1. The problem statement, all variables and given/known data

I have a question involving the sum of a series. I have already worked out a series, and the equation for a term in the series is:

((ln a)^n)/n!

a is just a variable, and n is the position in the sequence

a variation is:

(ln a)*((ln a)^(n-1))/n!

How would I start writing an equation for the sum of the series?

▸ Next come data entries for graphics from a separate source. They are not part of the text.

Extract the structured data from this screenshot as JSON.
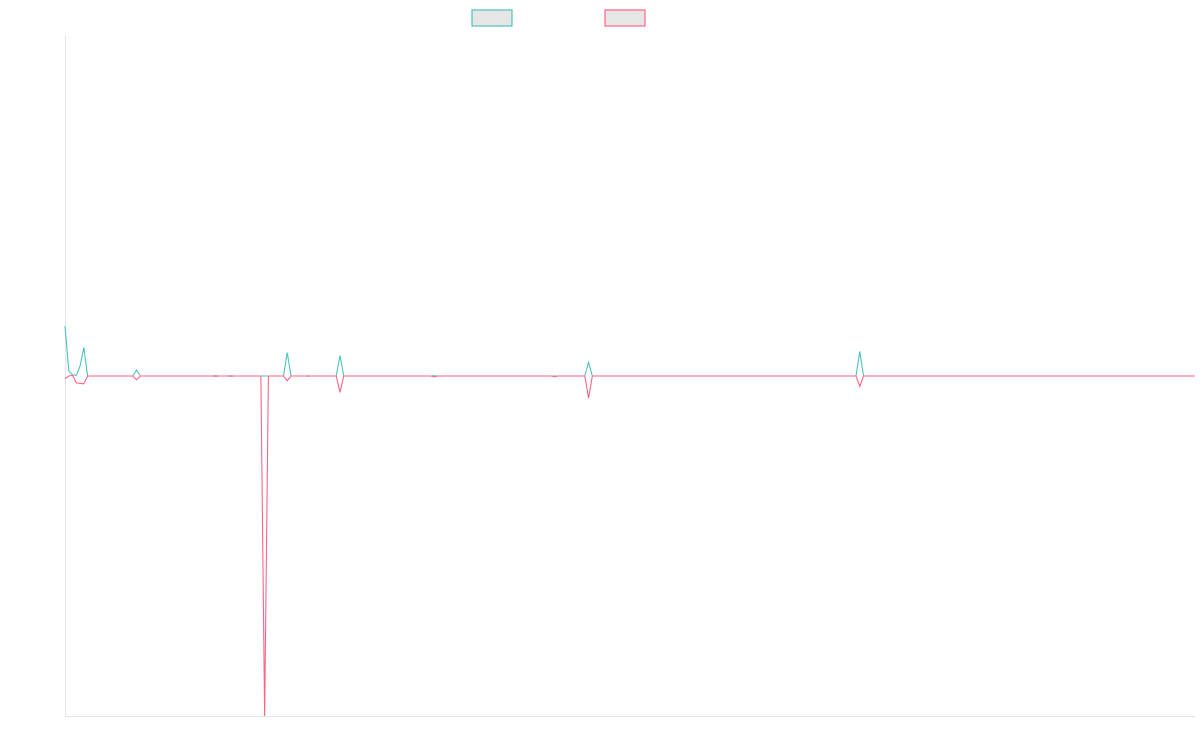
{
  "chart_data": {
    "type": "line",
    "title": "",
    "xlabel": "",
    "ylabel": "",
    "x_count": 301,
    "ylim": [
      -100,
      100
    ],
    "grid": false,
    "legend_position": "top-center",
    "series": [
      {
        "name": "",
        "color": "#4bc0c0",
        "fill": "#e6e6e6",
        "points": [
          [
            0,
            14.7
          ],
          [
            1,
            1.5
          ],
          [
            2,
            0.3
          ],
          [
            3,
            0.2
          ],
          [
            4,
            2.9
          ],
          [
            5,
            8.4
          ],
          [
            6,
            0
          ],
          [
            7,
            0
          ],
          [
            18,
            0
          ],
          [
            19,
            1.8
          ],
          [
            20,
            0
          ],
          [
            21,
            0
          ],
          [
            39,
            0
          ],
          [
            40,
            0.1
          ],
          [
            41,
            0
          ],
          [
            43,
            0
          ],
          [
            44,
            0.1
          ],
          [
            45,
            0
          ],
          [
            52,
            0
          ],
          [
            53,
            0
          ],
          [
            54,
            0
          ],
          [
            55,
            0
          ],
          [
            56,
            0
          ],
          [
            57,
            0
          ],
          [
            58,
            0
          ],
          [
            59,
            6.9
          ],
          [
            60,
            0
          ],
          [
            64,
            0
          ],
          [
            64.5,
            0.1
          ],
          [
            65,
            0
          ],
          [
            72,
            0
          ],
          [
            73,
            6.0
          ],
          [
            74,
            0
          ],
          [
            75,
            0
          ],
          [
            77,
            0
          ],
          [
            77.5,
            0
          ],
          [
            78,
            0
          ],
          [
            97,
            0
          ],
          [
            98,
            0.1
          ],
          [
            99,
            0
          ],
          [
            129,
            0
          ],
          [
            130,
            0
          ],
          [
            131,
            0
          ],
          [
            138,
            0
          ],
          [
            139,
            4.0
          ],
          [
            140,
            0
          ],
          [
            210,
            0
          ],
          [
            211,
            7.2
          ],
          [
            212,
            0
          ],
          [
            300,
            0
          ]
        ]
      },
      {
        "name": "",
        "color": "#ff6384",
        "fill": "#e6e6e6",
        "points": [
          [
            0,
            -0.8
          ],
          [
            1,
            0
          ],
          [
            2,
            0.2
          ],
          [
            3,
            -2.0
          ],
          [
            4,
            -2.2
          ],
          [
            5,
            -2.3
          ],
          [
            6,
            0
          ],
          [
            7,
            0
          ],
          [
            18,
            0
          ],
          [
            19,
            -1.1
          ],
          [
            20,
            0
          ],
          [
            21,
            0
          ],
          [
            39,
            0
          ],
          [
            40,
            -0.1
          ],
          [
            41,
            0
          ],
          [
            43,
            0
          ],
          [
            44,
            -0.1
          ],
          [
            45,
            0
          ],
          [
            52,
            0
          ],
          [
            53,
            -100
          ],
          [
            54,
            0
          ],
          [
            55,
            0
          ],
          [
            56,
            0
          ],
          [
            57,
            0
          ],
          [
            58,
            0
          ],
          [
            59,
            -1.4
          ],
          [
            60,
            0
          ],
          [
            64,
            0
          ],
          [
            64.5,
            -0.1
          ],
          [
            65,
            0
          ],
          [
            72,
            0
          ],
          [
            73,
            -4.8
          ],
          [
            74,
            0
          ],
          [
            75,
            0
          ],
          [
            77,
            0
          ],
          [
            77.5,
            0
          ],
          [
            78,
            0
          ],
          [
            97,
            0
          ],
          [
            98,
            -0.2
          ],
          [
            99,
            0
          ],
          [
            129,
            0
          ],
          [
            130,
            -0.2
          ],
          [
            131,
            0
          ],
          [
            138,
            0
          ],
          [
            139,
            -6.5
          ],
          [
            140,
            0
          ],
          [
            210,
            0
          ],
          [
            211,
            -3.1
          ],
          [
            212,
            0
          ],
          [
            300,
            0
          ]
        ]
      }
    ]
  }
}
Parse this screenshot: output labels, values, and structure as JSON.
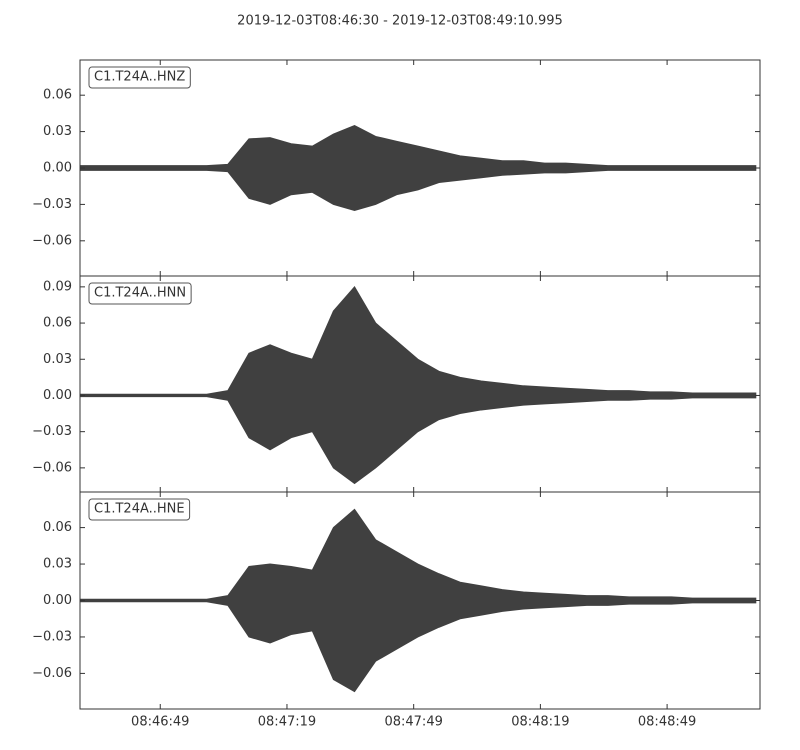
{
  "title": "2019-12-03T08:46:30  -  2019-12-03T08:49:10.995",
  "chart_data": [
    {
      "type": "area",
      "label": "C1.T24A..HNZ",
      "color": "#404040",
      "x": [
        0,
        5,
        10,
        15,
        20,
        25,
        30,
        35,
        40,
        45,
        50,
        55,
        60,
        65,
        70,
        75,
        80,
        85,
        90,
        95,
        100,
        105,
        110,
        115,
        120,
        125,
        130,
        135,
        140,
        145,
        150,
        155,
        160
      ],
      "upper": [
        0.002,
        0.002,
        0.002,
        0.002,
        0.002,
        0.002,
        0.002,
        0.003,
        0.024,
        0.025,
        0.02,
        0.018,
        0.028,
        0.035,
        0.026,
        0.022,
        0.018,
        0.014,
        0.01,
        0.008,
        0.006,
        0.006,
        0.004,
        0.004,
        0.003,
        0.002,
        0.002,
        0.002,
        0.002,
        0.002,
        0.002,
        0.002,
        0.002
      ],
      "lower": [
        -0.002,
        -0.002,
        -0.002,
        -0.002,
        -0.002,
        -0.002,
        -0.002,
        -0.003,
        -0.025,
        -0.03,
        -0.022,
        -0.02,
        -0.03,
        -0.035,
        -0.03,
        -0.022,
        -0.018,
        -0.012,
        -0.01,
        -0.008,
        -0.006,
        -0.005,
        -0.004,
        -0.004,
        -0.003,
        -0.002,
        -0.002,
        -0.002,
        -0.002,
        -0.002,
        -0.002,
        -0.002,
        -0.002
      ],
      "xlim": [
        0,
        160.995
      ],
      "ylim": [
        -0.089,
        0.089
      ],
      "yticks": [
        {
          "value": -0.06,
          "label": "−0.06"
        },
        {
          "value": -0.03,
          "label": "−0.03"
        },
        {
          "value": 0,
          "label": "0.00"
        },
        0.03,
        0.06
      ]
    },
    {
      "type": "area",
      "label": "C1.T24A..HNN",
      "color": "#404040",
      "x": [
        0,
        5,
        10,
        15,
        20,
        25,
        30,
        35,
        40,
        45,
        50,
        55,
        60,
        65,
        70,
        75,
        80,
        85,
        90,
        95,
        100,
        105,
        110,
        115,
        120,
        125,
        130,
        135,
        140,
        145,
        150,
        155,
        160
      ],
      "upper": [
        0.001,
        0.001,
        0.001,
        0.001,
        0.001,
        0.001,
        0.001,
        0.004,
        0.035,
        0.042,
        0.035,
        0.03,
        0.07,
        0.09,
        0.06,
        0.045,
        0.03,
        0.02,
        0.015,
        0.012,
        0.01,
        0.008,
        0.007,
        0.006,
        0.005,
        0.004,
        0.004,
        0.003,
        0.003,
        0.002,
        0.002,
        0.002,
        0.002
      ],
      "lower": [
        -0.001,
        -0.001,
        -0.001,
        -0.001,
        -0.001,
        -0.001,
        -0.001,
        -0.004,
        -0.035,
        -0.045,
        -0.035,
        -0.03,
        -0.06,
        -0.073,
        -0.06,
        -0.045,
        -0.03,
        -0.02,
        -0.015,
        -0.012,
        -0.01,
        -0.008,
        -0.007,
        -0.006,
        -0.005,
        -0.004,
        -0.004,
        -0.003,
        -0.003,
        -0.002,
        -0.002,
        -0.002,
        -0.002
      ],
      "xlim": [
        0,
        160.995
      ],
      "ylim": [
        -0.08,
        0.099
      ],
      "yticks": [
        {
          "value": -0.06,
          "label": "−0.06"
        },
        {
          "value": -0.03,
          "label": "−0.03"
        },
        {
          "value": 0,
          "label": "0.00"
        },
        0.03,
        0.06,
        0.09
      ]
    },
    {
      "type": "area",
      "label": "C1.T24A..HNE",
      "color": "#404040",
      "x": [
        0,
        5,
        10,
        15,
        20,
        25,
        30,
        35,
        40,
        45,
        50,
        55,
        60,
        65,
        70,
        75,
        80,
        85,
        90,
        95,
        100,
        105,
        110,
        115,
        120,
        125,
        130,
        135,
        140,
        145,
        150,
        155,
        160
      ],
      "upper": [
        0.001,
        0.001,
        0.001,
        0.001,
        0.001,
        0.001,
        0.001,
        0.004,
        0.028,
        0.03,
        0.028,
        0.025,
        0.06,
        0.075,
        0.05,
        0.04,
        0.03,
        0.022,
        0.015,
        0.012,
        0.009,
        0.007,
        0.006,
        0.005,
        0.004,
        0.004,
        0.003,
        0.003,
        0.003,
        0.002,
        0.002,
        0.002,
        0.002
      ],
      "lower": [
        -0.001,
        -0.001,
        -0.001,
        -0.001,
        -0.001,
        -0.001,
        -0.001,
        -0.004,
        -0.03,
        -0.035,
        -0.028,
        -0.025,
        -0.065,
        -0.075,
        -0.05,
        -0.04,
        -0.03,
        -0.022,
        -0.015,
        -0.012,
        -0.009,
        -0.007,
        -0.006,
        -0.005,
        -0.004,
        -0.004,
        -0.003,
        -0.003,
        -0.003,
        -0.002,
        -0.002,
        -0.002,
        -0.002
      ],
      "xlim": [
        0,
        160.995
      ],
      "ylim": [
        -0.0893,
        0.0893
      ],
      "yticks": [
        {
          "value": -0.06,
          "label": "−0.06"
        },
        {
          "value": -0.03,
          "label": "−0.03"
        },
        {
          "value": 0,
          "label": "0.00"
        },
        0.03,
        0.06
      ],
      "xticks": [
        {
          "value": 19,
          "label": "08:46:49"
        },
        {
          "value": 49,
          "label": "08:47:19"
        },
        {
          "value": 79,
          "label": "08:47:49"
        },
        {
          "value": 109,
          "label": "08:48:19"
        },
        {
          "value": 139,
          "label": "08:48:49"
        }
      ]
    }
  ]
}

3. The attempt at a solution
I tried using the variation and treating it as a geometric series, with (ln a) as the first term, but that didn't work, for obvious reasons, since the second part isn't exactly the difference/scalar

2. Feb 28, 2010

### rock.freak667

For a minute let's make a quick substitution of x=lna

does the infinite sum of xn/n! look familiar?

3. Feb 28, 2010

### thyrsta

Sorry, no. I haven't learned much more beyond simple geometric and arithmetic series

4. Feb 28, 2010

### rock.freak667

Have you learned the Taylor/Maclaurin series of ex?

5. Feb 28, 2010

### thyrsta

No I haven't

6. Feb 28, 2010

### rock.freak667

In that case, without using the direct result of

$$e^x = \sum_{n=0} ^{\infty} \frac{x^n}{n!}$$

I am not sure how to get you a closed for solution.

7. Feb 28, 2010

### thyrsta

so eln a=a

But is there any way to have an equation that would give you the sum of a given number of terms in the series?

8. Feb 28, 2010

### Dick

I don't think so. It's not a geometric series.